Dental caries disease, also called tooth decay, refers to demineralization or weakening of the teeth, and the end result of caries disease is a caries lesion.
An advanced caries lesion can progress to a point where the tooth surface forms a cavitation or a hole, which is the physical evidence of tooth breakdown.
Let's start by building a model of a tooth and its surrounding structures.
In the mouth, the bone beneath the bottom row of teeth is the mandible, and the bone above the top row of teeth is the maxilla.
Both bones have an alveolus, or socket, for each tooth.
The socket is lined on the inside by a periodontal ligament.
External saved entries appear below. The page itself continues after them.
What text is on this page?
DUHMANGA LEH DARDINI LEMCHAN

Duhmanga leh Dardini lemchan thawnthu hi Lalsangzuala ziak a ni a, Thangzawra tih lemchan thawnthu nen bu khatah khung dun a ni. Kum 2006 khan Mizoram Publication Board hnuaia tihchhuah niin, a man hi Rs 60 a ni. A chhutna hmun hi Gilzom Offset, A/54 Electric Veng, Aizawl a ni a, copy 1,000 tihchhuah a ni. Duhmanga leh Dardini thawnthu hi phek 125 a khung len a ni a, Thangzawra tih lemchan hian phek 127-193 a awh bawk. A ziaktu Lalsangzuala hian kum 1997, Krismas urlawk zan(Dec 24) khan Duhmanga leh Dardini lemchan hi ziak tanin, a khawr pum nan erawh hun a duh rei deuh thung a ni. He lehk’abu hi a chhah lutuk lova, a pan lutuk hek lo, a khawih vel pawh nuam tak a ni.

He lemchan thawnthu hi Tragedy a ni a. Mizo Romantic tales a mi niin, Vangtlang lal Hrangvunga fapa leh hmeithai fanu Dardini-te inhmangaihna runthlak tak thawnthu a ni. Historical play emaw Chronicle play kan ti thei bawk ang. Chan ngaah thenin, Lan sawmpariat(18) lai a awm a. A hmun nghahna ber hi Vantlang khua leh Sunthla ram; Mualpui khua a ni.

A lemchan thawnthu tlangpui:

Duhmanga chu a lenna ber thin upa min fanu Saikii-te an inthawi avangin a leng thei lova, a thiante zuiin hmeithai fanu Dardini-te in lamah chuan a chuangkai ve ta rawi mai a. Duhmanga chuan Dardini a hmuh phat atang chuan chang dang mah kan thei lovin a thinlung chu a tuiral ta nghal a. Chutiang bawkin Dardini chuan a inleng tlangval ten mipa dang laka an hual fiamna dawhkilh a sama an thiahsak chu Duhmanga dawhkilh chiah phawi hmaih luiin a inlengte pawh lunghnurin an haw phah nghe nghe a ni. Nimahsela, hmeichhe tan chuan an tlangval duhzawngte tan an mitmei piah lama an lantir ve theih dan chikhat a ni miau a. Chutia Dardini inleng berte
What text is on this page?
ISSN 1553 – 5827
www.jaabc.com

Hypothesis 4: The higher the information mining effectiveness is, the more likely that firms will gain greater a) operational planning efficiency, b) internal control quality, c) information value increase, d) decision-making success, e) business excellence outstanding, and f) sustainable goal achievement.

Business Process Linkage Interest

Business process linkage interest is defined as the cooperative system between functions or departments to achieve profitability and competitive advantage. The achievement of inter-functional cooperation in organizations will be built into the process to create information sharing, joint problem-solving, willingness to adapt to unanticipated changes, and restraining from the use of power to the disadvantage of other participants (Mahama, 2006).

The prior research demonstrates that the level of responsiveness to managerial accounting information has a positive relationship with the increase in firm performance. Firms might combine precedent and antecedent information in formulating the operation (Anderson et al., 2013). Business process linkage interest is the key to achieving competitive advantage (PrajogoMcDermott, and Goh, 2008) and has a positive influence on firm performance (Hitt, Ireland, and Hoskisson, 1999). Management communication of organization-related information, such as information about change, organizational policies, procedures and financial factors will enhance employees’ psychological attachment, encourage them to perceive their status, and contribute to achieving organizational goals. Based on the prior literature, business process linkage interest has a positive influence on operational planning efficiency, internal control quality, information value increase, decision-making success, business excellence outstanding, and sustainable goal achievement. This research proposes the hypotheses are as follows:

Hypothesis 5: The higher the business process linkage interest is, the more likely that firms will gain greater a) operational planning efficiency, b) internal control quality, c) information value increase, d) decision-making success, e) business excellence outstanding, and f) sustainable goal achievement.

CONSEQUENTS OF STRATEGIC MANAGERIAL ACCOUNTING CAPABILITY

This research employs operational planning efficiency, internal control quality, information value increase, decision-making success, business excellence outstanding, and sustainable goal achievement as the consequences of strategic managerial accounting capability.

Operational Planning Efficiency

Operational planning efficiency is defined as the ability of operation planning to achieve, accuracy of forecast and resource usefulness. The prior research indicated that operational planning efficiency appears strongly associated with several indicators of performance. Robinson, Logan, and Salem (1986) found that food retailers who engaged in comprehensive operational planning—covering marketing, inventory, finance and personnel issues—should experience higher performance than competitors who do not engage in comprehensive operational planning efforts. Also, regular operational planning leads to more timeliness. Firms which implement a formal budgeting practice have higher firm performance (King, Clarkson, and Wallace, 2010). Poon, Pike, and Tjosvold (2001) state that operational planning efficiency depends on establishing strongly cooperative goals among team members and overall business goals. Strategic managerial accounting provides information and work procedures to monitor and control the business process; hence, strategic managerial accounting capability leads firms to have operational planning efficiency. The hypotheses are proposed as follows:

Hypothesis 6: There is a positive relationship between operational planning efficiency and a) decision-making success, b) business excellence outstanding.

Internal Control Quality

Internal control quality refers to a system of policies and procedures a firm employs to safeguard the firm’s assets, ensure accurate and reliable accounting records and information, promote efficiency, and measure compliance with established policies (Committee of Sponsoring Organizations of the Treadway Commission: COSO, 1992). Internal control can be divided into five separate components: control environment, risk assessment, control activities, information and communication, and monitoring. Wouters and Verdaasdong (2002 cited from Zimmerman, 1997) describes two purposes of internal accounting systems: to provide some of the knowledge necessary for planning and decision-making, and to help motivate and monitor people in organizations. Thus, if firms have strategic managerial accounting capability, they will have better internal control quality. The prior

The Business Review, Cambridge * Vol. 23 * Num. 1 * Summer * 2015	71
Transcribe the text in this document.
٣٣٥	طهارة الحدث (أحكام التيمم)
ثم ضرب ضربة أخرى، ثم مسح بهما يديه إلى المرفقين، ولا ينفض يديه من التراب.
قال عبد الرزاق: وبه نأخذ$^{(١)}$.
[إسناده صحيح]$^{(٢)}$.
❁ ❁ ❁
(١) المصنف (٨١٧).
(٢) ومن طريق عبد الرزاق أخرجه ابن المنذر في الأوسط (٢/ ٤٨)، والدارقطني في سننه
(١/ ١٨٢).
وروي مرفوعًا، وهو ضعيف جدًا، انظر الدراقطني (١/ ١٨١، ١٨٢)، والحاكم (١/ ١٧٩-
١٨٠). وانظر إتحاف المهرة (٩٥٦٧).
Protecting the alveolus on the outside, is a layer of soft, supportive tissue called the gingiva, or gums, that sits on top of the bone and covers the root surface from the bone to the cementoenamel junction - where the cementum and enamel come together.
The tooth itself can be roughly divided into a few parts.
The first part is the root, and it sits within the alveolus.
The root is covered by cementum, which is a bonelike substance that the periodontal ligament’s fibers attach to.
Next, there’s the neck, which is the transition between the root portion covered by bone and the crown.
The crown is the visible part of the tooth that protrudes from the gingiva, and it’s covered in enamel, which has such a high mineral content that it’s the hardest substance in the human body.
When the teeth are developing, enamel is made before the tooth erupts into the mouth by a group of cells called the ameloblasts that die once the tooth erupts - meaning that the teeth lose the ability to make more enamel forever.